Weird corruption problems

Weird corruption problems

Post by Ross Vandegrif » Sat, 08 Jul 2000 04:00:00



Hi all,

        I've had a server running on a dedicated T1 for a long time and
have had relatively few problems with it.  It cooks along providing me
nice bandwidth and responsive service.  However, it has recently become
plagued with a bizarre corruption problem.

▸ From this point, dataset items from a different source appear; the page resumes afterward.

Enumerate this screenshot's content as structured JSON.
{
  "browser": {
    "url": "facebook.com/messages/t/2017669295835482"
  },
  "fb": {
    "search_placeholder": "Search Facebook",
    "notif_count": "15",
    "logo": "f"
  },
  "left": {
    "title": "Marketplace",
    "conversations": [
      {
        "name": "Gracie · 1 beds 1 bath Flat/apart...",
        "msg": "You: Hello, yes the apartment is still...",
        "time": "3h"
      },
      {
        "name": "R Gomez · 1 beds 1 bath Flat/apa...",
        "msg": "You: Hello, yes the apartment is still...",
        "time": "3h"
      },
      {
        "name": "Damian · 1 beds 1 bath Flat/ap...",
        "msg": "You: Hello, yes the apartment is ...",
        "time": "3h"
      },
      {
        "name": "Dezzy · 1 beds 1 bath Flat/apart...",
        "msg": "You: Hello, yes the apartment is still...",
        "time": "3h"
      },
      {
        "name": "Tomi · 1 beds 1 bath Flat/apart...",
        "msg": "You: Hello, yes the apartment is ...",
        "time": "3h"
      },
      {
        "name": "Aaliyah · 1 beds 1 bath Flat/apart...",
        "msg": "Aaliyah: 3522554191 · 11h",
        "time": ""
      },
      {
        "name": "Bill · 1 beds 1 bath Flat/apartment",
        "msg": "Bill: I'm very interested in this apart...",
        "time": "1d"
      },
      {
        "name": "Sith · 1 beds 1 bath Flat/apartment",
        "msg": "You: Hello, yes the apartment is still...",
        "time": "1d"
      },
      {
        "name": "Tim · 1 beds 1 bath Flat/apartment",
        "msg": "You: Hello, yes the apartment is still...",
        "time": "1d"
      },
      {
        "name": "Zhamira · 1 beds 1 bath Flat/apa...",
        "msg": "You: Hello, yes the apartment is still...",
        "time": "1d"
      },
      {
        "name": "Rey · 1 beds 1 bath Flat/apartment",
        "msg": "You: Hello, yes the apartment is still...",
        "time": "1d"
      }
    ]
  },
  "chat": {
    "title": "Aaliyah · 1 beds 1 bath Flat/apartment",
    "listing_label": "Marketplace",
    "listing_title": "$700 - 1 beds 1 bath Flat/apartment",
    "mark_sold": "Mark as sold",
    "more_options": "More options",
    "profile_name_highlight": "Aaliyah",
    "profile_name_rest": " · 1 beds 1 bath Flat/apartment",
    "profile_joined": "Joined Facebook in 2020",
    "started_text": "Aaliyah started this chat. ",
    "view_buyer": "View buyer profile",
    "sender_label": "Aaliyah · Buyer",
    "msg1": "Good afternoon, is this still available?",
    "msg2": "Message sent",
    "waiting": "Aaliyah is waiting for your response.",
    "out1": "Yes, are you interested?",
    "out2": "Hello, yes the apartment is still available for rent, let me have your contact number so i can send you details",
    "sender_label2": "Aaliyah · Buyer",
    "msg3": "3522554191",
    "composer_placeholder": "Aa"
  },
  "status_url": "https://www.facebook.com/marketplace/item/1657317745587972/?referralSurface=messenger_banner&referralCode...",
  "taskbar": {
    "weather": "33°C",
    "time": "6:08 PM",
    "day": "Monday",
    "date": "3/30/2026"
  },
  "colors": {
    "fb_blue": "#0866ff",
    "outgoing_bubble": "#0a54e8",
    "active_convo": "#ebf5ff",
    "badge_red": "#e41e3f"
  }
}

        I first noticed it while uploading some scripts from other Debian
boxen.  The script would run fine on the local machines, and when FTPed to
any other Debian box on the network.  However, when FTPed to the remote
one, the resulting file would be chock full o' errors.  Weird stuff -
sometimes a whole line would be left out of the middle, sometimes a few
characters, and sometimes control characters would show up.  I just redid
the upload and it was fine again.

        I noticed it a second time when I recieved a "CRC error" report
about my release 3 SlackReiser boot disk from an extremely helpful
gentleman trying my software.  He determined that the image on the remote
machine was corrupt, and I have verified this fact.  Hmm, now I realize
something is fishy.

        Today I got a call from a business associate who uses this remote
server for email, saying he couldn't relay mail from his new domain, could
I add his new domain to our realy-domains file.  I said sure, and opened
it up.  Much to my surprise, one of the characters in the file had been
replaced with a control character.  I fixed the error, but now I'm really
scared about the rest of the data.  What can I do to guarentee that it's
all there and correct?  What on earth could be causing such a bizarre
problem?  Situation 1 and 2 point to communication problems, but number 3
involves the relay-domains file - it hasn't been sent over FTP ever -
seems to say that it's a filesystem/hardware problem.  Where should I
start looking?

Thanks,
        Ross Vandegrift
        Seitz Technical Products Inc

 
 
 

Weird corruption problems

Post by Chad+n.. » Sat, 08 Jul 2000 04:00:00


I'd be looking at the disk subsystem.  What controllers are you using?  Sounds
to me like they maybe going bad.  Anything in the log files?  I've heard of
cases where extremely busy scsi buses can corrupt data, might that be the
case here?  Give us some more details about the hardware involved.

Regards,
Chad


>Date: Fri, 7 Jul 2000 16:49:38 -0400


>Newsgroups: comp.os.linux.networking, comp.os.linux.hardware
>Subject: Weird corruption problems

>Hi all,

>    I've had a server running on a dedicated T1 for a long time and
>have had relatively few problems with it.  It cooks along providing me
>nice bandwidth and responsive service.  However, it has recently become
>plagued with a bizarre corruption problem.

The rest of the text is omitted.